The take away from all this is that you have a very low chance of getting anything, and unless you get symptoms, you probably don't need to test. I'll explain why below if you need to know in detail, but if you don't, that's your summary.
So receiving unprotected oral sex puts you at risk for syphilis, genital herpes type 1, gonorrhea and NGU. You are not at risk for HIV from receiving (or giving) oral sex.
I’ll explain all the risks for everything, but most experts don't think a single act of oral sex warrants testing. If you have a regular partner you're concerned about infecting, you might want to test, but you probably don't need to test unless you get symptoms.
Syphilis isn't that common, and your partner would have had to have a sore in their mouth to transmit it. You wouldn't see symptoms of this for 10-90 days, but the average is 21 days, and you'd get a sore called a chancre. This doesn't cause burning, pain, discharge, etc. You can test for this at 6 weeks. If you get symptoms, but test negative at 6 weeks, test again at 90 days, and get to the doctor as soon as you see symptoms.

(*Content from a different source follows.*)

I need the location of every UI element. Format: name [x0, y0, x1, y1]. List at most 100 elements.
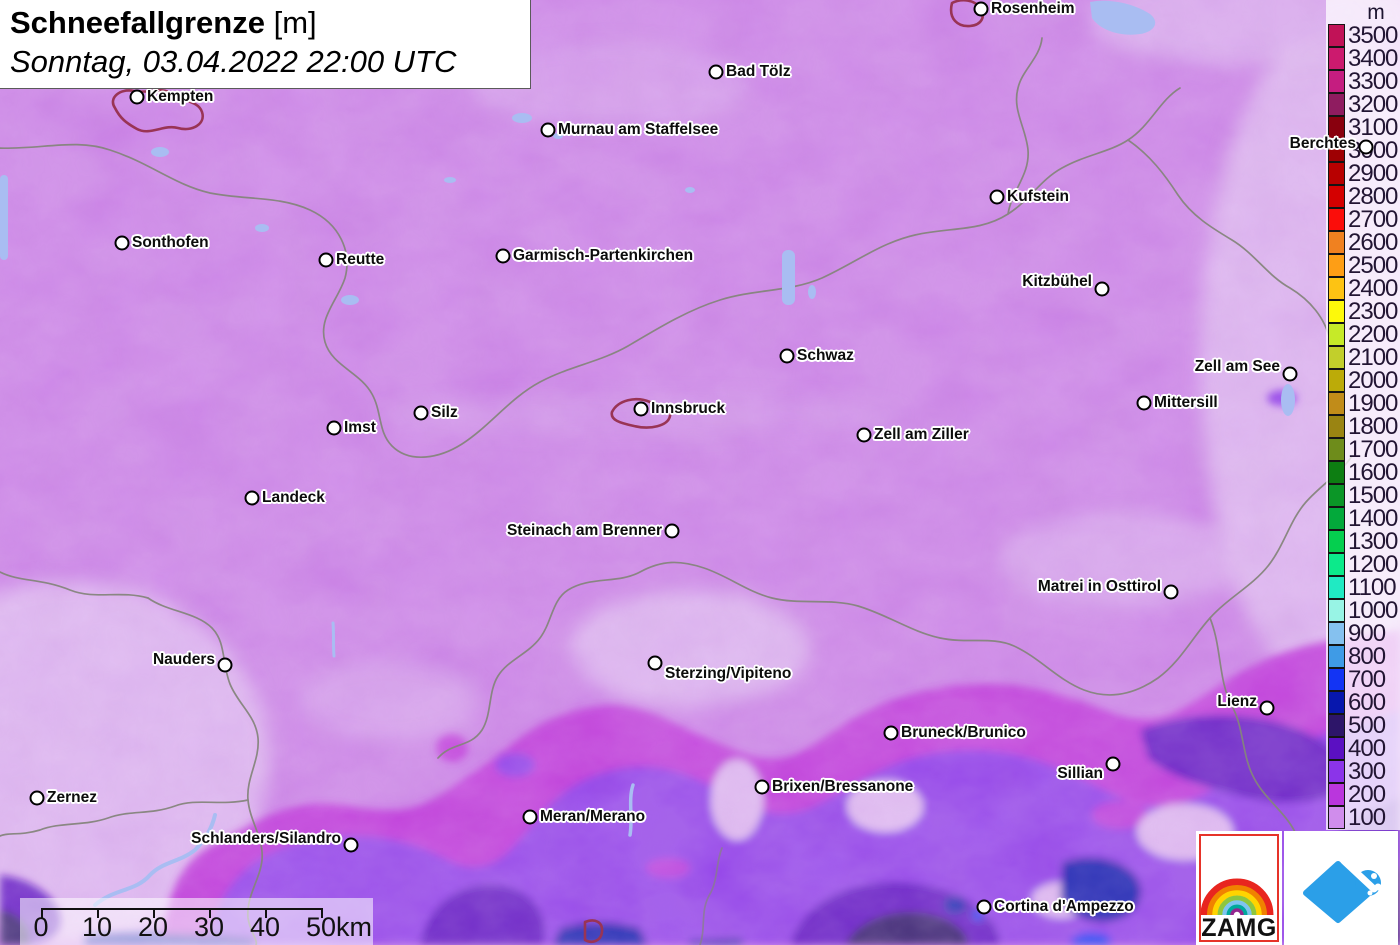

If you don't already have herpes type 1 (think oral sores, like cold sores but not canker sores), then you could get genital herpes type 1 from receiving oral sex. This can happen even if the person performing oral doesn't have a sore, but it's more likely if they do. The time from infection to symptoms is usually 2-12 days, but the average is 4 days. You can test for this now, and then again at 4 months to make sure you don't have it. If you test positive now, it's a pre-existing infection that you had before this encounter. About half the adult population has this, and 90% don’t know it. Ask for a type specific IgG blood test.

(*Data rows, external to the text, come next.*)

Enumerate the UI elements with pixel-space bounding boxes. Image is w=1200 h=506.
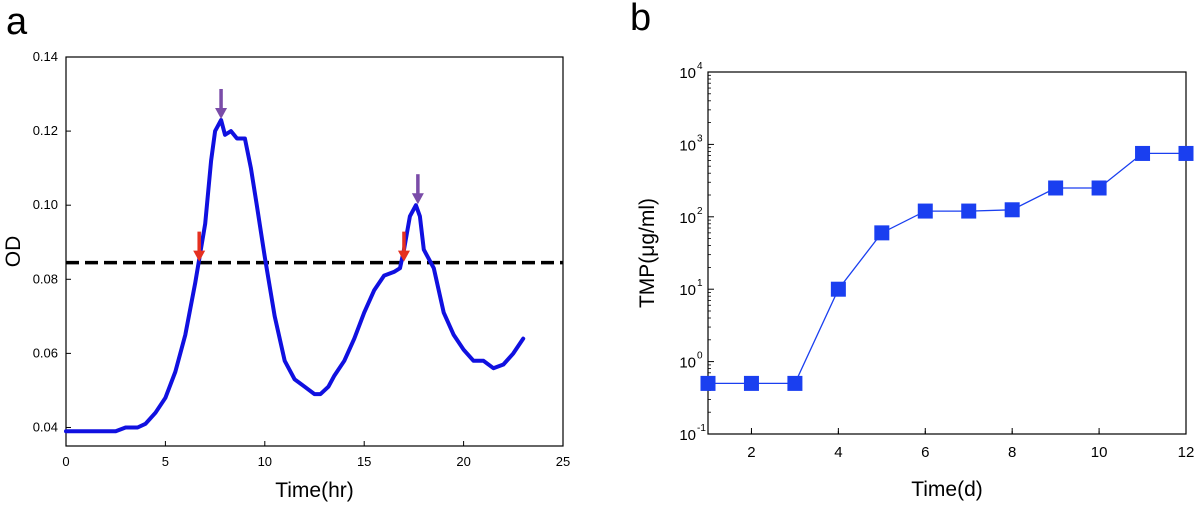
tmp-series-line [708, 152, 1186, 385]
panel-a-plot-frame [65, 56, 564, 447]
panel-a-x-axis-label: Time(hr) [275, 479, 354, 502]
x-tick-label: 8 [1008, 444, 1016, 461]
data-point-marker [743, 375, 759, 391]
data-point-marker [874, 225, 890, 241]
y-tick-exponent: 3 [697, 133, 703, 144]
panel-a-y-axis-label: OD [2, 236, 25, 268]
x-tick-label: 0 [62, 454, 69, 469]
x-tick-label: 12 [1178, 444, 1195, 461]
data-point-marker [787, 375, 803, 391]
y-tick-exponent: 1 [697, 278, 703, 289]
arrow-marker [411, 174, 424, 205]
arrow-marker [193, 231, 206, 262]
data-point-marker [1091, 180, 1107, 196]
x-tick-label: 20 [456, 454, 470, 469]
x-tick-label: 10 [1091, 444, 1108, 461]
panel-a-arrows [193, 88, 424, 262]
od-series-line [64, 118, 526, 434]
y-tick-label: 10 [679, 355, 696, 372]
y-tick-exponent: 4 [697, 61, 703, 72]
y-tick-label: 0.10 [33, 197, 58, 212]
y-tick-label: 0.12 [33, 123, 58, 138]
y-tick-label: 10 [679, 65, 696, 82]
panel-b-plot-frame [707, 71, 1187, 435]
data-point-marker [830, 281, 846, 297]
y-tick-exponent: 2 [697, 206, 703, 217]
panel-a-ticks: 0 5 10 15 20 25 0.04 0.06 0.08 0.10 0.12 0.14 [33, 49, 571, 469]
x-tick-label: 10 [258, 454, 272, 469]
data-point-marker [1135, 145, 1151, 161]
x-tick-label: 4 [834, 444, 842, 461]
y-tick-label: 0.04 [33, 419, 58, 434]
panel-b-x-axis-label: Time(d) [911, 478, 983, 501]
data-point-marker [1048, 180, 1064, 196]
y-tick-label: 10 [679, 210, 696, 227]
x-tick-label: 25 [556, 454, 570, 469]
y-tick-exponent: 0 [697, 351, 703, 362]
panel-a-od-chart: a 0 5 10 15 20 25 0.04 0.06 0.08 0.10 0.12 0.14 Tim… [2, 1, 570, 502]
arrow-marker [215, 88, 228, 119]
y-tick-label: 0.08 [33, 271, 58, 286]
data-point-marker [917, 203, 933, 219]
panel-a-label: a [6, 1, 28, 43]
y-tick-label: 10 [679, 427, 696, 444]
y-tick-label: 0.14 [33, 49, 58, 64]
data-point-marker [1178, 145, 1194, 161]
x-tick-label: 2 [747, 444, 755, 461]
tmp-series-markers [700, 145, 1194, 391]
y-tick-label: 0.06 [33, 345, 58, 360]
data-point-marker [700, 375, 716, 391]
data-point-marker [1004, 202, 1020, 218]
arrow-marker [397, 231, 410, 262]
data-point-marker [961, 203, 977, 219]
panel-b-label: b [630, 0, 651, 39]
x-tick-label: 6 [921, 444, 929, 461]
panel-b-y-axis-label: TMP(μg/ml) [636, 198, 659, 308]
x-tick-label: 5 [162, 454, 169, 469]
y-tick-exponent: -1 [697, 423, 706, 434]
y-tick-label: 10 [679, 282, 696, 299]
y-tick-label: 10 [679, 137, 696, 154]
x-tick-label: 15 [357, 454, 371, 469]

You'd see symptoms of gonorrhea at about 2-5 days, and this would usually be a discharge, burning, etc. Some people don't get symptoms. You can test for this as early as 3 days, but 5 days is better. You can have a urine test or a swab test.
NGU (nongonococcal urethritis urethritis, sometimes called NSU, for non-specific) is an infection in the urethra that is caused by anything other than gonorrhea . This can be caused by normal mouth bacteria entering the urethra, and the symptoms and testing times are the same as gonorrhea.
You can get syphilis, hsv2 and HPV while wearing a condom, but the condom offers significant protection against them.